April 18, 2008
Sixty agrarian reform beneficiaries from Calatagan, Batangas facing eviction due to land conversion announced today that they will march from Batangas to Metro Manila to protest a government decision to reclassify an agricultural area into a mining area to allow a private company to excavate limestone, a mineral used in the production of cement.
“With the looming food crisis because of the rice shortage, converting an agricultural land for mining is the height of shamelessness and indecency,” said Virginita Malaluan, one of the Calatagan farmers. “It is a violation of human rights.”
“Maam, we can’t eat cement and hallow blocks are not edible,” Malaluan reminded President GMA.
The Calatagan farmers said that the government’s ban on land conversion is for naught if the policy climate for land conversion still exists. “The ban on land conversion that President GMA announced remains rhetorical until the government reverses unjust policies that encourage and lead to land conversion and land grabbing,” Malaluan said.
“How can the government seriously address the rice shortage when plans to convert agricultural lands as a strategy to evade agrarian reform continue despite the so-called ban?
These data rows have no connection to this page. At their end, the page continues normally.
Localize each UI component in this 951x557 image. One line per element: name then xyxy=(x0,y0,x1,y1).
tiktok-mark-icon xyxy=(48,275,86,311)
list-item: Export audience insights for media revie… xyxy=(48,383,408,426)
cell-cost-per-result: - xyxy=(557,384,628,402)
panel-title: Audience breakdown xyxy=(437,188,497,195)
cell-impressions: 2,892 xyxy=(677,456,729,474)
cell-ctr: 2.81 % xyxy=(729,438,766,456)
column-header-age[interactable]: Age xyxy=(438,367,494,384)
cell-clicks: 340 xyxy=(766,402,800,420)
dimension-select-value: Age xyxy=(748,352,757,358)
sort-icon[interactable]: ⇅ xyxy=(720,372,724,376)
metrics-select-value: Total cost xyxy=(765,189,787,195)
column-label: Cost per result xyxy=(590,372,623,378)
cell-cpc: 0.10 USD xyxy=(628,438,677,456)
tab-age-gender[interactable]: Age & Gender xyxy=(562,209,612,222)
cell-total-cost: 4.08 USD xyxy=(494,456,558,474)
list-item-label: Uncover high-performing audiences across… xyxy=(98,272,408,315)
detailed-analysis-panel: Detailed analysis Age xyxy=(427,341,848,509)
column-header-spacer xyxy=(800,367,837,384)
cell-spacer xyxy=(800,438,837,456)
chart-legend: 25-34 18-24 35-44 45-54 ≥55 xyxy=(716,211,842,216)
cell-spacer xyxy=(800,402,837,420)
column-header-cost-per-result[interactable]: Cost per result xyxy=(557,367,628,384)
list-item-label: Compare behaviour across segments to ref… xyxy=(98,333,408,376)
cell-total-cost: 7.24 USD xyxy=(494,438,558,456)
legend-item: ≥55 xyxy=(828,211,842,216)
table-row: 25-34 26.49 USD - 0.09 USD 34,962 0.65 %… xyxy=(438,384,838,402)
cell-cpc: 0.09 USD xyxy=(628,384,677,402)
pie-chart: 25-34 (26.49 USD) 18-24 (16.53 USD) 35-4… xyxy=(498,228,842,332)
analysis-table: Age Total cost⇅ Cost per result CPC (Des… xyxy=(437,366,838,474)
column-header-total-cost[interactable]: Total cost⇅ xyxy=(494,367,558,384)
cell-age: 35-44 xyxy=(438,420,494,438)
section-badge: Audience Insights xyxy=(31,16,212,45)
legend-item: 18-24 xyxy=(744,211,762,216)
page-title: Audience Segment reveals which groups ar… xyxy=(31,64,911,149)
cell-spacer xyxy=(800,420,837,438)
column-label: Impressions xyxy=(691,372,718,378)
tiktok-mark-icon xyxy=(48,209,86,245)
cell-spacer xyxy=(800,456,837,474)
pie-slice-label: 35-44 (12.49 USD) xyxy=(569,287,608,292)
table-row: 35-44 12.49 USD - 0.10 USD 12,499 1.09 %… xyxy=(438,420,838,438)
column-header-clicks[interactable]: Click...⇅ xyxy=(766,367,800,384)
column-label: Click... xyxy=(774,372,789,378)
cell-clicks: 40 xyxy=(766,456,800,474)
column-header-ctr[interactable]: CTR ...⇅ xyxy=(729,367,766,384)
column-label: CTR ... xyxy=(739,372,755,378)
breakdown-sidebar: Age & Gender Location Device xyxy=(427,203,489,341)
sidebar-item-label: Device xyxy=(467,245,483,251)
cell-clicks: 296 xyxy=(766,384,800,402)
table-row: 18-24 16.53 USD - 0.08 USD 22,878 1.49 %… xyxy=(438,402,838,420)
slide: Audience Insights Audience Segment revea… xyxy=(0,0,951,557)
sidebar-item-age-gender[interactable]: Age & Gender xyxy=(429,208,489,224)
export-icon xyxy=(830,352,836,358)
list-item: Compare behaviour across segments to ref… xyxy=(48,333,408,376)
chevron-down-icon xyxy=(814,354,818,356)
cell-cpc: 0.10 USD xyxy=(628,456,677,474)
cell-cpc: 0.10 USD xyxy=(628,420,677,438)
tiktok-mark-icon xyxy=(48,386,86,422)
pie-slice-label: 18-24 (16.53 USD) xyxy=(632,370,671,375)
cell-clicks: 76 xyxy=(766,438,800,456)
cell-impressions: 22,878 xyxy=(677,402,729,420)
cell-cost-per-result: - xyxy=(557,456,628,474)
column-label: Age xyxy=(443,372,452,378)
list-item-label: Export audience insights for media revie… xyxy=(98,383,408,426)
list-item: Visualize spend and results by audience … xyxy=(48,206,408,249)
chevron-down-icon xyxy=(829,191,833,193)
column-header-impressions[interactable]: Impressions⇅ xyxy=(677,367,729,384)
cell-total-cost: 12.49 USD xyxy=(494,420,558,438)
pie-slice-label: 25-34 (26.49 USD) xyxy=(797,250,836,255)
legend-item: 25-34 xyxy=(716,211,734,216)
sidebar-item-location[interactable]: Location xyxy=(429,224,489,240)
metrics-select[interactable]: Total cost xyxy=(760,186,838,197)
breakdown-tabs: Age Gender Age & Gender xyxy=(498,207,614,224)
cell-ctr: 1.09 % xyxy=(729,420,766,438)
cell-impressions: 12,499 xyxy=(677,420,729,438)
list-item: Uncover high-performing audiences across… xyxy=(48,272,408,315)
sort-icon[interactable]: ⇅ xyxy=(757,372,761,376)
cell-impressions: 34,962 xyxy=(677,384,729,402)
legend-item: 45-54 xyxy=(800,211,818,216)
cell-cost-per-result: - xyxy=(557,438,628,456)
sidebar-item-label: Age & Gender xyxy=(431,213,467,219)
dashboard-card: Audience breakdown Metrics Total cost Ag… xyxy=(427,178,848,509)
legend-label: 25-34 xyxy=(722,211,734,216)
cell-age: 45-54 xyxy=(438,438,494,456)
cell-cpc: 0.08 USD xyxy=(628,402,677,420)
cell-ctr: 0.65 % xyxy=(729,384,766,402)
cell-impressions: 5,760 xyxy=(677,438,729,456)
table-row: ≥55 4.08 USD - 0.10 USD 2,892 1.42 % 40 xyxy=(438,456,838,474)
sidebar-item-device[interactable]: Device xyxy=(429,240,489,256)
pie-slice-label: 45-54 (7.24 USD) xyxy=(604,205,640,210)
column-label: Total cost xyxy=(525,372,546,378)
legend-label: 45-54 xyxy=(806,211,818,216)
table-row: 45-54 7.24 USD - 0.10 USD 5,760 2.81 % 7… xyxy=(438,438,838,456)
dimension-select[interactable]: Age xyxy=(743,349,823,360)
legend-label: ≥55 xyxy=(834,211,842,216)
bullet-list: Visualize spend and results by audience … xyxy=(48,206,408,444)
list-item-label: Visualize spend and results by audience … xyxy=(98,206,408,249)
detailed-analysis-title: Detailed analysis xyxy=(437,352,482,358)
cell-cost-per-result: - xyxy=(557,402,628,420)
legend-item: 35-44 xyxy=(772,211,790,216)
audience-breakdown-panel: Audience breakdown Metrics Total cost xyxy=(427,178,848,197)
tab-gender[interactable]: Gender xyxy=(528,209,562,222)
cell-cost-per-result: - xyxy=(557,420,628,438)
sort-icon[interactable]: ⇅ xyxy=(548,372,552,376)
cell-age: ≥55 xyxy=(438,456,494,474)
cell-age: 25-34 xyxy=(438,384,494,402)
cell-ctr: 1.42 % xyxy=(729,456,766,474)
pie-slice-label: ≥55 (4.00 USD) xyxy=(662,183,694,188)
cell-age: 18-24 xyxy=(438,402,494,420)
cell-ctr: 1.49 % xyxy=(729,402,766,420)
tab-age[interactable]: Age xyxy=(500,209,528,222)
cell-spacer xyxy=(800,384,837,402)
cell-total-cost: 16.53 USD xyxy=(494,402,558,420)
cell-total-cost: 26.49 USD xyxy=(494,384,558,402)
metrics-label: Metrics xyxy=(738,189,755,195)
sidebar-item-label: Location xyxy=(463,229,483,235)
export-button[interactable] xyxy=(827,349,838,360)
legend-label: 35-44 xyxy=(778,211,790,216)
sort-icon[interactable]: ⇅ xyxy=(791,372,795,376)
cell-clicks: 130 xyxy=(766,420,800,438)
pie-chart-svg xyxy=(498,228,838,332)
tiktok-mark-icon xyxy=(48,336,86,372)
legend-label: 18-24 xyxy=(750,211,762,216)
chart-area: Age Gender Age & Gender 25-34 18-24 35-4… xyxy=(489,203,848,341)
We challenge the GMA administration to be consistent in its declaration. A ban is a ban,” Malaluan added.
The farmers, who are agrarian reform beneficiaries of a 507.8 hectare property in Barangay Baha and Barangay Talibayon in Calatagan, Batangas, face eviction from their lands. They have already received Emancipation Patents under Marcos’ land distribution program when the property’s former owner, Ceferino Ascue, illegally sold the already distributed land in 1995 to Asturias Chemical Industries, Inc.
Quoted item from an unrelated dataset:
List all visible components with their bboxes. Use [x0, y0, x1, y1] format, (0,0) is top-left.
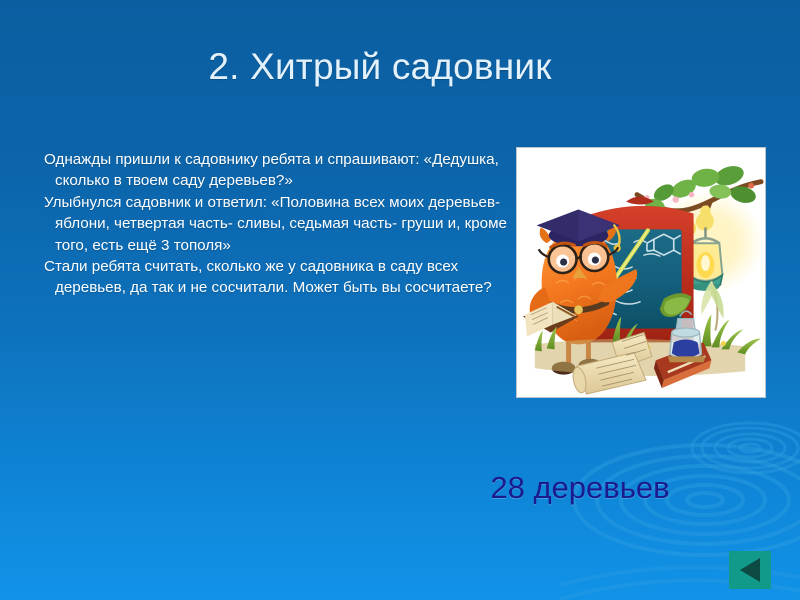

According to Atty.Magistrado Mendoza , in 1997, Asturias entered into a Mineral Production Sharing Agreement (MPSA) with the government and obtained an Environmental Compliance Certificate (ECC) from DENR to conduct mining activities in the area on the basis of a 1965 Bureau of Mines findings that the area is ‘mineralized’. After receiving the MPSA and ECC, Asturias launched an aggressive legal campaign to evict the farmers and reverse the distribution of the property.
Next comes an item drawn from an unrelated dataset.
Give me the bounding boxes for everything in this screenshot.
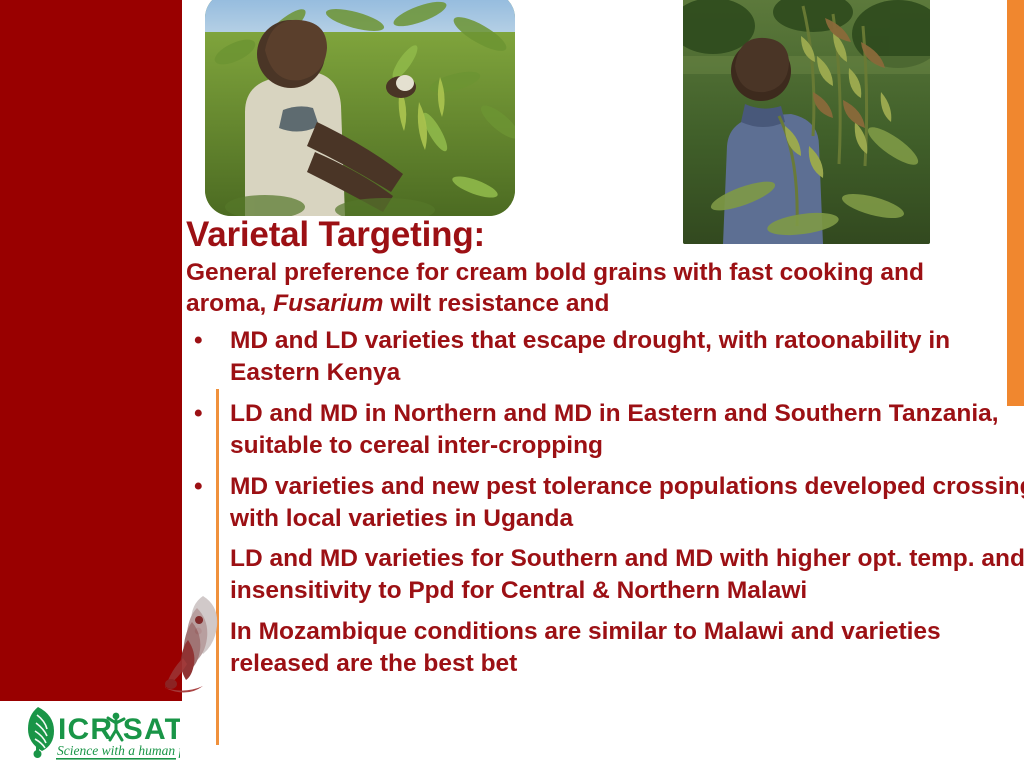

In several decisions, DAR ruled in favor of Asturias by affirming the company’s claim that, among others, the land was wrongly distributed because it was not predominantly planted with rice and corn, the land tenancy of the farmers was not established, and that the area is indeed mineralized. The case was eventually brought to the Supreme Court, and in 2005, the High Court affirmed DAR’s ruling and declared the sale of the property to Asturias valid.
The Calatagan farmers slammed the unholy collusion between the landowner, the mining firm, and government agencies that willingly exploited gaps in the existing agrarian reform law to grab lands from farmers.
“We are victims of a triumvirate of greed. We tilled the land for more than ten years and we have already paid for it. The land is rightfully and legally ours,” said Zaldy Castrojeres.
The Calatagan farmers would begin their marching noise barrage on April 21, 2008 in Calatagan, Batangas. They are expected to arrive in Manila on April 27 and would continue their march to hold several protest actions in the Senate, DENR, and DAR. The Calatagan farmers would also attend the House of Representatives Committee on Agrarian Reform hearing on HB 1257, or the CARP Extension and Reform Bill, a measure that the farmers support to extend, strengthen and accelerate agrarian reform in the country.